Recorrió las mismas calles hasta llegar al centro de la ciudad, donde las luces de neón de feria de dos o tres casetas esperaban a sus dueños como si aquello fuera un pueblo fantasma. Tenía sed, pero nadie servía la horchata; tenía calor, y la humedad de las cuatro de la tarde le golpeaba la cara con un tierno beso que la envolvía en el sudor de una aventura que le parecía extraña. ≪Seguiré soñando≫, dijo, pero el golpe de la realidad activó el mecanismo de su consciencia cuando apareció un grupo de niños descalzos saliendo de entre las champas improvisadas del mercado municipal, corriendo y tratando de desenredar una soga. ≪Apresurémonos≫, dijo uno de ellos, y ella corrió tras ellos para preguntarles dónde estaban los demás.
—Es que lo agarraron —dijo otro—, agarraron al ladrón de gallinas.

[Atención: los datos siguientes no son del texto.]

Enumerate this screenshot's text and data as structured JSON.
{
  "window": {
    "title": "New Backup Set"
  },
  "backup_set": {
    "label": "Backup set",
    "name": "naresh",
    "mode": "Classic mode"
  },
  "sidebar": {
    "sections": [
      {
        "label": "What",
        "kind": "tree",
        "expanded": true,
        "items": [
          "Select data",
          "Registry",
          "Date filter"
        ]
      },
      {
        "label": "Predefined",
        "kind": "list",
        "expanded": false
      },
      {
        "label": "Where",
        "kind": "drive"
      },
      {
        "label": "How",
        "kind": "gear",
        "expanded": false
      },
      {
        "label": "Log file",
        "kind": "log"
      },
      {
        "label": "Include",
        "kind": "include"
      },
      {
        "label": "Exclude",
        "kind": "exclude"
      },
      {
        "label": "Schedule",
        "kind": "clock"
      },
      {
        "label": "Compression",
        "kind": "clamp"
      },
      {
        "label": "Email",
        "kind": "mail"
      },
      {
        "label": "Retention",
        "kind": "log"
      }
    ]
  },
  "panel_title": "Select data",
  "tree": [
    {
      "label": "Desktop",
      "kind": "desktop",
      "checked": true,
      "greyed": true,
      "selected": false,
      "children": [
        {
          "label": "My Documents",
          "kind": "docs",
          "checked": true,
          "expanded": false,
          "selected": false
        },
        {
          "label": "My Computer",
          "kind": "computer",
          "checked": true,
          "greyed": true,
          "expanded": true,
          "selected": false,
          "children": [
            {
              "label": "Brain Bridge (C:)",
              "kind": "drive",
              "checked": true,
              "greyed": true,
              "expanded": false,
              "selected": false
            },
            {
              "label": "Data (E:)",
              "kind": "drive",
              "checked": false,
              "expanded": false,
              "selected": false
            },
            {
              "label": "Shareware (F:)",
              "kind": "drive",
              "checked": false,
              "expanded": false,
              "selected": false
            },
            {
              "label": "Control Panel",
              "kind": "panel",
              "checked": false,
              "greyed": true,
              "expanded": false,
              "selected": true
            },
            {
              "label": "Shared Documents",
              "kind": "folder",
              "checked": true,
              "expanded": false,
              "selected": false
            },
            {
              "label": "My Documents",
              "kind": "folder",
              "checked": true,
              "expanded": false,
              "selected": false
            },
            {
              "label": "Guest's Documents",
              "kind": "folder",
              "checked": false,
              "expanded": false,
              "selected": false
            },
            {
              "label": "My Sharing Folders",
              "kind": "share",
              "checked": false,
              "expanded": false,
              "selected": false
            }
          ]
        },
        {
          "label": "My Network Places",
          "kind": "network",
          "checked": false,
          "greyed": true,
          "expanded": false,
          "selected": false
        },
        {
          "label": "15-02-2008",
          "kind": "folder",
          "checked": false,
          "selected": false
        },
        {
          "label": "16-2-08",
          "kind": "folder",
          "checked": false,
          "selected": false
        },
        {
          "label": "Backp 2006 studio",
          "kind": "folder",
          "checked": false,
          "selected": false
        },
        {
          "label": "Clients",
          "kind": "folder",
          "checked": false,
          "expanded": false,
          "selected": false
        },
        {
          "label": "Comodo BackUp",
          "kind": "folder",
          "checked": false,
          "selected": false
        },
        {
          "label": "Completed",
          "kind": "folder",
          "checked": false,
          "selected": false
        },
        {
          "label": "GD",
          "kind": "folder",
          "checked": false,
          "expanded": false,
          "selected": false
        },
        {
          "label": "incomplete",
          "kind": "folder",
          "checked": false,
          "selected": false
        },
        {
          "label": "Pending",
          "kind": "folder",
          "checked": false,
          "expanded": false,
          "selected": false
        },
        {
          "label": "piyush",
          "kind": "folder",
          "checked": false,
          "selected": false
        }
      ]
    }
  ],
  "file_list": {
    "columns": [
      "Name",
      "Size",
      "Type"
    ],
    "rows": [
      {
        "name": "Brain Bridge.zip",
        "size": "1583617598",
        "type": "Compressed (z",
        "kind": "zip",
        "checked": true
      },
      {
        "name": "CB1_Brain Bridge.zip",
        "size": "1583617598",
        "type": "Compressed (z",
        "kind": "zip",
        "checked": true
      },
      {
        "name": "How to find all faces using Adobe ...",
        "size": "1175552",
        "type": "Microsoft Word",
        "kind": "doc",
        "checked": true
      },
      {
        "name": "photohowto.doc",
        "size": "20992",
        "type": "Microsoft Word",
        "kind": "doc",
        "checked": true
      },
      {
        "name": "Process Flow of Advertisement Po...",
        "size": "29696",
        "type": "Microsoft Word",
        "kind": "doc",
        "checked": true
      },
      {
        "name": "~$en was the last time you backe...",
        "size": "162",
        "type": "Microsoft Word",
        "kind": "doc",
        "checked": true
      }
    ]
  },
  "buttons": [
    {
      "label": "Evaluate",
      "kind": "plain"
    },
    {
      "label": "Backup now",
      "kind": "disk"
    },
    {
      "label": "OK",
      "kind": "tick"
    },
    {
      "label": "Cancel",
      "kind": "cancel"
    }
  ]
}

—Lo quieren amarrar a un poste en el campo de fútbol —gritó a la distancia el más pequeño.
Lupita supo entonces que el encuentro estaba cerca. No se había equivocado: algo estaba ocurriendo en este pueblo, y ella había regresado para rendir cuentas, para saber, por fin, y conocer la forma humana de quien la llamaba en sueños.
Persiguió a los niños hasta llegar al campo de fútbol, y encontró a la multitud en círculo y en el centro reconoció una figura humana demacrada, golpeada, y con la boca empapada en sangre, pidiendo perdón.
El bullicio era ensordecedor, pero se distinguían las constantes palabras ≪ladrón, ladrón, ladrón≫. Mientras Lupita se abría paso entre la multitud, sintió cómo la mirada de alguien conocido se posaba en ella.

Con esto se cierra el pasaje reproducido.